特別用途食品の規制見直し議論開始 規制改革会議(2015.2.12)


 規制改革会議健康・医療ワーキンググループは2日、特別用途食品の申請手続き、表示の見直しについて議論を開始した。見直しの方向性は、特別用途食品のうち、低タンパク質食品、総合栄養食品、えん下困難者用食品の主に3つに関し、許可基準の明確化、審査体制の整備による審査期間の短縮化、利用者に分かりやすい表示制度にすること。今後、月に2回程度の頻度で議論を進め、今年6月までに取りまとめる予定の答申に盛り込む方針だ。

とろみ調整食も対象へ

 この規制改革を要望したのは、医療用途食品メーカー22社加盟の日本メディカルニュートリション協議会、濃厚流動食メーカー23社加盟の日本流動食協会。現状では特別用途食に位置付けられていない一方で、「全国の医療・福祉施設の97%で利用されている」とろみ調整食品を、許可基準型の特別用途食に加えることも求めている。

 2日の会合では、特別用途食の所管庁の消費者庁も交えて議論。規制改革推進室によれば、許可基準の明確化と審査体制の整備が特に議論となり、消費者庁は前向きに検討する考えを示した。制度の幅の拡大を検討することに関しても、同様の姿勢を見せたという。

 特別用途食の許可件数は55品目(14年4月21日現在)。このうち、今回改革が要望された3食品は計24品目、総合栄養食品については1品目にとどまる。

 同協議会らの調べによると、同3食品に適用可能とみられる医療用途食品は市場に3000品目近く存在。同食品全体の市場規模は推定1520億円と、年率5%増前後で拡大している。

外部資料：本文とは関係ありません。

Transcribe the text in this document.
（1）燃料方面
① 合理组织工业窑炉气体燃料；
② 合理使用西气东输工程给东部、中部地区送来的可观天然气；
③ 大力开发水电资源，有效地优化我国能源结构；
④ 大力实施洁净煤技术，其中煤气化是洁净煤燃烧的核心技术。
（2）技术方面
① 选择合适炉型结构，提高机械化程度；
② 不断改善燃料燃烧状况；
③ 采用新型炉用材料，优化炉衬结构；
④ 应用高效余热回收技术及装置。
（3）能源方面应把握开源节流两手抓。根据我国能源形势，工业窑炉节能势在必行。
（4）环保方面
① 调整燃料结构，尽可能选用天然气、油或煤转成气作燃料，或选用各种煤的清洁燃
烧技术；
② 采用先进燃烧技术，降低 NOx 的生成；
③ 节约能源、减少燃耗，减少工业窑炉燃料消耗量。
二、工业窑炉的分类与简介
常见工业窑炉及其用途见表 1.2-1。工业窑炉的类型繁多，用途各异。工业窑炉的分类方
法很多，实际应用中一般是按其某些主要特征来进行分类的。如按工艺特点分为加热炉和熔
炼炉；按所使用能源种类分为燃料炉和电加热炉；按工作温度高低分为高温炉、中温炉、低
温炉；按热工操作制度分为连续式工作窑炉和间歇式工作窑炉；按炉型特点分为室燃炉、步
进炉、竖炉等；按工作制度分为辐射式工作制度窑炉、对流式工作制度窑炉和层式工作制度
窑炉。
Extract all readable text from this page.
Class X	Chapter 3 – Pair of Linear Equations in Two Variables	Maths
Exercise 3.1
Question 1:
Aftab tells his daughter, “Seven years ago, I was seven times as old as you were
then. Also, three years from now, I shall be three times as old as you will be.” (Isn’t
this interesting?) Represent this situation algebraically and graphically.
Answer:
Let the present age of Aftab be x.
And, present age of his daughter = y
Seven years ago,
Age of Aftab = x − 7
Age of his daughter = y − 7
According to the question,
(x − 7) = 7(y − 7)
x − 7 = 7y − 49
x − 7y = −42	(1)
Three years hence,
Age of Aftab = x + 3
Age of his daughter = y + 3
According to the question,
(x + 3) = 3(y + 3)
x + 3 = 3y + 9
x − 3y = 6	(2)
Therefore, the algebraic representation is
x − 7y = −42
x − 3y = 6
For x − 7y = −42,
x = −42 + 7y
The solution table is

 一方で、「審査に時間がかかる」「審査基準がわかりにくい」「医療、介護現場に則した表示が出来ない」「現行の許可基準に合致しない」などを理由に、特別用途食として許可申請する事業者は限定的であり、「制度が利用できていない」のが現状だという。「(業界の)要望が反映されれば、(制度の利用に向けて)業界全体で相当ドライブがかかることになると思う」と規制改革推進室は話している。

輸出産業に育成も狙い

 特別用途食品は乳児の発育をはじめ妊産婦、授乳婦、えん下困難者、病者などに対する健康保持・回復などに適する旨の表示を行える食品。いわゆる医療用途食品や濃厚流動食品が役割としては相当するが、特定保健用食品と同様、表示するには消費者庁長官の許可が必要となる。

 トクホ許可件数が1000品目超であるのに対して特別用途食は60品目弱と顕著に少ない。背景には、医療用途食などは病院や特別養護老人ホームなどを対象にした事業者間取引きが大半であり、表示が無くても不都合は生じないという事情もある。そのため、医療用途食は医療・介護関連施設での利用が進んでいる反面、「特別用途食は優先的に利用されていない」のが現状だ。

 一方で、厚生労働省は在宅医療・介護を推進している。今後、一般消費者が医療用途食などの商品選択を行う場面が増える可能性が高いと考えられる。その中で、特別用途食を巡る規制改革の狙いには、「制度を上手く活用し消費者が(商品を)選びやすい環境づくりを行いたい」(規制改革推進室)考えがある。

 将来的に輸出産業として育成したい狙いもある。今回の規制改革を要望した日本メディカルニュートリション協議会らは、「本格的な高齢化社会を迎えている日本で開発された」医療用途食を特別用途食として規準化すれば、「世界的なデファクトスタンダードの確立と海外展開の可能性が開ける」と訴えている。